I’ve spoken with coffee importers and other roasters about offering certain kinds of coffees, Kona and Blue Mountain for instance.  Cost versus value versus flavor are what it boils down to for us. 

Many times we associate a high price with high quality.  With coffee this can be quite a dubious assertion.  Coffee is a seasonal fruit, it cannot taste the same every year, the same coffee picked at the same time in the same field can be stellar one year, and flat the next.  Supply and demand force a kind of false value on coffee from far away places and many times it’s a near placebo effect that the coffee at such a high cost is therefore that much more flavorful and higher quality.  Though it can be true, for the most part it is not.  You can purchase coffee from Africa, Central and South America at given given time of year that can cup at higher quality levels and have more striking characters as well, for considerably less money.  For this reason it’s hard for us to offer those highly expensive coffees when there are many more available that have a better cup quality and are more abundant worldwide. 

It’s taken a long time to research and wait for the appropriate time to offer a world class experience to Fresnans.  As of now you are in a very small group of people able to have coffee of this caliber (think globally here).  Not just expensive, not just rare, but tremendous cup quality as well. 
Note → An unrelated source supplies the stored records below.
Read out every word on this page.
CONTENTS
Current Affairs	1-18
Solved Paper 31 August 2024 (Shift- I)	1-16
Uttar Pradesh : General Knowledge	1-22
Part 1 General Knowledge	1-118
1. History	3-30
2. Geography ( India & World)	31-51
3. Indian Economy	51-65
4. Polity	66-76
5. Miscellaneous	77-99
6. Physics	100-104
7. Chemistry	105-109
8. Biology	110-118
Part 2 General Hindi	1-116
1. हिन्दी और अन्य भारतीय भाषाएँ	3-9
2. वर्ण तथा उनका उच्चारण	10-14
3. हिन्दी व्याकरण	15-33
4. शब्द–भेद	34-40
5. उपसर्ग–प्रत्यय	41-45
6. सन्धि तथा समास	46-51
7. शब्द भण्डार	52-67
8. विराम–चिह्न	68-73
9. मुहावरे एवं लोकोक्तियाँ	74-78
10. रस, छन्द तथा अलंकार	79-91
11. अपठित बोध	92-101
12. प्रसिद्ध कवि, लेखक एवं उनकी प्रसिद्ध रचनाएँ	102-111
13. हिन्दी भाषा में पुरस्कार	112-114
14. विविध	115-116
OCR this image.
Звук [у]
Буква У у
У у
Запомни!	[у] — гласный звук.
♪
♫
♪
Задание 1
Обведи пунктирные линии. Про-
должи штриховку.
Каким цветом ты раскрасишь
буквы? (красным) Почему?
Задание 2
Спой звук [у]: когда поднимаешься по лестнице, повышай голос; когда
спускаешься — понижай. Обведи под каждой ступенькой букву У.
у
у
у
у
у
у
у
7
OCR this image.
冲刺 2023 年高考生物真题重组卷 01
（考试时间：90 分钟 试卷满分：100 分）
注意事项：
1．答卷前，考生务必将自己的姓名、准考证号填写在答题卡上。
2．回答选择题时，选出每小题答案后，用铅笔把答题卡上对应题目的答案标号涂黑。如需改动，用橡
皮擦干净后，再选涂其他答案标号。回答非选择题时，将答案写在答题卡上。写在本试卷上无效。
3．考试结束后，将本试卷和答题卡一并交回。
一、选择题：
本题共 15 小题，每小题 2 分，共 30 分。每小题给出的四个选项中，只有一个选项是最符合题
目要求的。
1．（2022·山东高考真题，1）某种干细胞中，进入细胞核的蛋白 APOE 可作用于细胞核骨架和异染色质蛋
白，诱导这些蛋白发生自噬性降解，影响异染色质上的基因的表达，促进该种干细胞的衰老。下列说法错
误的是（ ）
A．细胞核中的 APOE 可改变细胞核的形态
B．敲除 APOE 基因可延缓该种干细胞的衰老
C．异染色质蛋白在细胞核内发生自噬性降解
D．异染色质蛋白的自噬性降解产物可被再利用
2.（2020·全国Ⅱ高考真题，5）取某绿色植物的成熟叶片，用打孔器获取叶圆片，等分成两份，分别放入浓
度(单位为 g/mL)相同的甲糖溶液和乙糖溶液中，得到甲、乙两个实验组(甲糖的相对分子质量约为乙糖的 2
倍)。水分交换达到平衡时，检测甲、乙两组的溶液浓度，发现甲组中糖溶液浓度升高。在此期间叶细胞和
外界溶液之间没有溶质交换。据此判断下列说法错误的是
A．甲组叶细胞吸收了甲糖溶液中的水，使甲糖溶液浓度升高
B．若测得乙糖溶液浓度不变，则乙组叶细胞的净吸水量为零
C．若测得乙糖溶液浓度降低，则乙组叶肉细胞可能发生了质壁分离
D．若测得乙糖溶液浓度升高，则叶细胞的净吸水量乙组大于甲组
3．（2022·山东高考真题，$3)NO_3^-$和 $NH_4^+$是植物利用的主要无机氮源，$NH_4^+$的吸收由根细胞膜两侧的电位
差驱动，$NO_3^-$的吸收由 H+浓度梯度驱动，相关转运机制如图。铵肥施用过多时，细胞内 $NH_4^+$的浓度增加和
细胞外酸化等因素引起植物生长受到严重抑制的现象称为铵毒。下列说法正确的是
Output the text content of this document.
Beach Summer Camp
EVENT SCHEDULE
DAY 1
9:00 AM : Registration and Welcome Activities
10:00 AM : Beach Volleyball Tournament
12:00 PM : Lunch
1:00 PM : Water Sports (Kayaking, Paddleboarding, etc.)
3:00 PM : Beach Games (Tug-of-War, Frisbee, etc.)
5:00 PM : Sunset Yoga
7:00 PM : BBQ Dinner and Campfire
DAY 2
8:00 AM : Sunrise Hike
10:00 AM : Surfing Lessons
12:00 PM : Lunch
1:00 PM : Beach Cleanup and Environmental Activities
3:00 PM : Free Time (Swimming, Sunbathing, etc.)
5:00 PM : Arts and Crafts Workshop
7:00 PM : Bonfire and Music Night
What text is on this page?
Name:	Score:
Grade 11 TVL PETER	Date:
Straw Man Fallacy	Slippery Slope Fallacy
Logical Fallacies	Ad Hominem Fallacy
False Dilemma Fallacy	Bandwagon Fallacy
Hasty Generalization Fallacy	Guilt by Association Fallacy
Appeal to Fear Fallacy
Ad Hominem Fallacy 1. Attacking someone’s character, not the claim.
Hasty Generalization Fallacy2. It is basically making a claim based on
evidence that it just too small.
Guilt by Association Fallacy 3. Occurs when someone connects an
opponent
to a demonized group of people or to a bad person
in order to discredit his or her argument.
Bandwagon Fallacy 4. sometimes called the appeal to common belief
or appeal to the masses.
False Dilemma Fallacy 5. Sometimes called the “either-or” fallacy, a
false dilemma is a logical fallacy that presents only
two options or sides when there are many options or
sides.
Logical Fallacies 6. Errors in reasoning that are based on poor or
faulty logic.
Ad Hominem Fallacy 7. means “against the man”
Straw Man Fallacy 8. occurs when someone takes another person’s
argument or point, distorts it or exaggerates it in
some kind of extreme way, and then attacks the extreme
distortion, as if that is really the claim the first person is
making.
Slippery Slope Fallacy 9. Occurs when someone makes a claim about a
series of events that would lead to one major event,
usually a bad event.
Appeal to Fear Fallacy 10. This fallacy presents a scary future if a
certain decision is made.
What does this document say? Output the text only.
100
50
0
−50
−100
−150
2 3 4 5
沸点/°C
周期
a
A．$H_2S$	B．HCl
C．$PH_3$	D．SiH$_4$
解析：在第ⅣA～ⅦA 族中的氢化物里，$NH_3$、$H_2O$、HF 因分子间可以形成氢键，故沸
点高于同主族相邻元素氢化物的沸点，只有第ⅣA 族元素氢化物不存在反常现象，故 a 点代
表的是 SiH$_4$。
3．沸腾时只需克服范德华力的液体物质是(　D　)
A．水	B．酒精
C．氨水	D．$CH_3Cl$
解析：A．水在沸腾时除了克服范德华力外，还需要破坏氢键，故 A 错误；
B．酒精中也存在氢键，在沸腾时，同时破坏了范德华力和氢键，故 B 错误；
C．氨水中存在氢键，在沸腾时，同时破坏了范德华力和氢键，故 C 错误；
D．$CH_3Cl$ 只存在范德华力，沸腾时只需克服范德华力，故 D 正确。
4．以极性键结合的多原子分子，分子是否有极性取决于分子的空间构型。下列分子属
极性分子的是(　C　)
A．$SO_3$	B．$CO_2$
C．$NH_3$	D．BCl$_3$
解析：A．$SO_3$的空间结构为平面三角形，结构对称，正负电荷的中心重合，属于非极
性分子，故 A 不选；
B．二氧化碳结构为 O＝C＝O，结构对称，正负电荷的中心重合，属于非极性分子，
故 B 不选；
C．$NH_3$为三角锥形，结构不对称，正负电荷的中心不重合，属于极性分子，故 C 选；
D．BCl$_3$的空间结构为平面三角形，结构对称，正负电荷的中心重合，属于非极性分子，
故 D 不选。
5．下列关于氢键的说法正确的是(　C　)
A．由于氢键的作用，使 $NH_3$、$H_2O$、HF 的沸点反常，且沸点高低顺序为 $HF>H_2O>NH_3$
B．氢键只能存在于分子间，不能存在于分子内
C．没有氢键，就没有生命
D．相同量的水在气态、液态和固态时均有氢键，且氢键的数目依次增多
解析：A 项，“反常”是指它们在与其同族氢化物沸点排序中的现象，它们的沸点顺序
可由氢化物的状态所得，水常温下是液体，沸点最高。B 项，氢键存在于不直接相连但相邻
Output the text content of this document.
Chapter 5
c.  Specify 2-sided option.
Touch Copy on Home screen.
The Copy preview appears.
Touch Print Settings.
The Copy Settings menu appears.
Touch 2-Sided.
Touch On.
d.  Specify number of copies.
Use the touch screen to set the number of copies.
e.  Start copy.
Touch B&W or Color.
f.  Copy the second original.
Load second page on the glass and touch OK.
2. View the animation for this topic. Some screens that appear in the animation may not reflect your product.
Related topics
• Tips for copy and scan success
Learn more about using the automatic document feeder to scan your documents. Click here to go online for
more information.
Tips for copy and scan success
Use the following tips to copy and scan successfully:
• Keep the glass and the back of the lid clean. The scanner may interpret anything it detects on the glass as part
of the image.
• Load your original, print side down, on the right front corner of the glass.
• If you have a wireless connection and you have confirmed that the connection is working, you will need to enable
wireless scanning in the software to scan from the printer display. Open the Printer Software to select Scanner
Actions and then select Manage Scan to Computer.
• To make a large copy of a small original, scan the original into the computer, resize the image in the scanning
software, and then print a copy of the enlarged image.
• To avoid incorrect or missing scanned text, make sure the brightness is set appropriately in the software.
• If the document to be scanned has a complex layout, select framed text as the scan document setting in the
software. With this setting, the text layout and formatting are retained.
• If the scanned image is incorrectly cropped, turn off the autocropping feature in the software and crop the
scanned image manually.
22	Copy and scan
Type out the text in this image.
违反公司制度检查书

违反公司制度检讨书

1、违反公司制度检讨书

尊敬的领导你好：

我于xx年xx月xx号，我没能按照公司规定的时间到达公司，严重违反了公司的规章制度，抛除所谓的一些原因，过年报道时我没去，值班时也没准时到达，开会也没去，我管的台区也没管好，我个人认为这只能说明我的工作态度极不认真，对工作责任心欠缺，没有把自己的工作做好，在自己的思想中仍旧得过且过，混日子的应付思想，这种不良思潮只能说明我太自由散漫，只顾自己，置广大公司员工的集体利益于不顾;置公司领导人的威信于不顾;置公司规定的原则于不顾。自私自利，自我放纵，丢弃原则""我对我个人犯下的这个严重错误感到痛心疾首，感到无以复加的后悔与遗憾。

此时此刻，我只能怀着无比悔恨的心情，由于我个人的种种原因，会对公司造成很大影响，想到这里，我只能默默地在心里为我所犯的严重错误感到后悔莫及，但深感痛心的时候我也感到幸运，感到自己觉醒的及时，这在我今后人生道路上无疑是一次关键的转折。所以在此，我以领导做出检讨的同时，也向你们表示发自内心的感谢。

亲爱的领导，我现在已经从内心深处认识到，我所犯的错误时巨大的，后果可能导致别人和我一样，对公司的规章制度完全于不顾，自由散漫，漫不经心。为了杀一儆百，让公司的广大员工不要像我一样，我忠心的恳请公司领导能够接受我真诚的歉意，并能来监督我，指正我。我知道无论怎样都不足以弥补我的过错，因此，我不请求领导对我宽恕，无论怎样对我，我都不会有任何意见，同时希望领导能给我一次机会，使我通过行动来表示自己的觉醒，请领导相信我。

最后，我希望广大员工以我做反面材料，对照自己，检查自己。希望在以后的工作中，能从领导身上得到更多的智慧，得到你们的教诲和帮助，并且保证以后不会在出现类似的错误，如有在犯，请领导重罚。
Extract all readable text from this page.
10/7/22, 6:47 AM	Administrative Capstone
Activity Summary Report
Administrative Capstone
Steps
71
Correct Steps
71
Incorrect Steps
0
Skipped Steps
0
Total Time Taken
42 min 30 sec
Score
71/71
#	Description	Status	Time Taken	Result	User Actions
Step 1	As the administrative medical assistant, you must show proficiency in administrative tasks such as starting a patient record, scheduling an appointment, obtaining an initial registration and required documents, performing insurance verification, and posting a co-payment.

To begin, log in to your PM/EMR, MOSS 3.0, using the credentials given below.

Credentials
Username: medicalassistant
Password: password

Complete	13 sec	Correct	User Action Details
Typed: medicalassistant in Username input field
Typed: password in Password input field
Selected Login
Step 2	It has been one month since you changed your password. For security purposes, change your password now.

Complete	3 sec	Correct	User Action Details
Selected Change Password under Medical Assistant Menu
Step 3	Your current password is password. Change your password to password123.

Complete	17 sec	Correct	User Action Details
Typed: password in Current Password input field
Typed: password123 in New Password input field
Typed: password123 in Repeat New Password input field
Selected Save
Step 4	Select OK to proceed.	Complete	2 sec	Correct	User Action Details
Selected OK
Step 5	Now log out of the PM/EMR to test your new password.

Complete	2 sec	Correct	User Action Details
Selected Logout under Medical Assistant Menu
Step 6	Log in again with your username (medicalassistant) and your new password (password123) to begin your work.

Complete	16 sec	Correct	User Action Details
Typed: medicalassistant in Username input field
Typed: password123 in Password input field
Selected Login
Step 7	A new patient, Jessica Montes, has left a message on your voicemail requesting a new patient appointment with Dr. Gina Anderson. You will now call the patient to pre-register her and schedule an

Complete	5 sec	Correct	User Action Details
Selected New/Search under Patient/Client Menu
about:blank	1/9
In the last 3 years the farm has held a private auction to market this famous coffee. This was a mixed blessing: on the one hand this careful separation of Gesha lots by location or plot on the farm and by harvest date meant that we could compare and chose based on cup quality. Mario is the original Gesha area on the farm in Jaramillo, not one of the new areas they have since planted. It is located between 1500-1650 meters, harvested during the month of February, 2010. Gesha (often spelled, wishfully, as Geisha, but this is not correct) is a cultivar with strong Ethiopian roots. It’s rare that a coffee varietal announces itself so clearly in the cup flavors as the Gesha cultivar does in Panamanian coffee. It’s extremely floral in the aromatics, with loads of tropical fruit. It is light bodied and delicate on one hand, yet extremely flavorful and long-lasting on the palate. There is no other coffee quite like it. And other farms that have cultivated Gesha don’t attain the cup quality of the best Esmeralda Gesha. The Esmeralda Gesha makes blind cupping almost senseless.  It is that dry fragrance that lets you know right away what is coming when the water hits the cup: incredible sweet floral, citrus blossom, sweet honey perfume atomized into the air. In terms of intensity, fruited and floral aspects, wet-processed Ethiopians and Kenyas are more in league with Gesha than any other Central American coffee. But it is difficult to price this sort of cup character. And when it is as exotic and, frankly, extraterrestrial as the Esmeralda Gesha, it is even more hard to quantify. In tasting the Gesha coffees, the cup flavors might seem less intense than the extreme aromatics. As the cup cools, perceived intensity and brightness will increase exponentially.

Cupping Notes

Aromatically Gesha from Esmeralda is a treat. Mario Enero is sweet in the dry fragrance. Jasmine and honeysuckle floral accent with berry fruits peach and dried apricot, Enero is the classic Esmeralda Gesha coffee. Honey and mild graham cracker hints are evident too. The wet aroma also has distinct jasmine, as well as cherry notes, honey, caramel, and soft milk chocolate at slightly darker roast levels. The cup has a light-yet-juicy body. Interestingly, after these knock-out aromatics, the first sip of the hot brew can be a little bit underwhelming. Wait for the temperature to drop a few degrees and it really “opens up.” Enero is less fruity from the later harvests on the Mario plot, with a more honey and jasmine flavor profile. There is a wonderful Bourbon vanilla bean note in the afternose. The cup has tight knit flavors, brightness and body. As it heads toward room temperature, the sweetness really turns up, and added to jasmine, honey and vanilla are bright raspberry notes with hints of bergamot orange.

How can you have some?  With a coffee like this it’s hard to settle on what is best.  What I’ve come to is giving you your own time to enjoy the coffee.  I’ll be offering this coffee weekly while supplies last.  I will not be selling the roasted beans, which would come to about $120/lb.  You’ll be able to enjoy a cup of this coffee as prepared in a siphon brewer with a glass rod filter for $10.00 per cup, Starting Monday September 6th.  We hope to see couples, or come with a date so you can share your rare experience. 

Thanks for your support, I look forward to sharing this great coffee with you.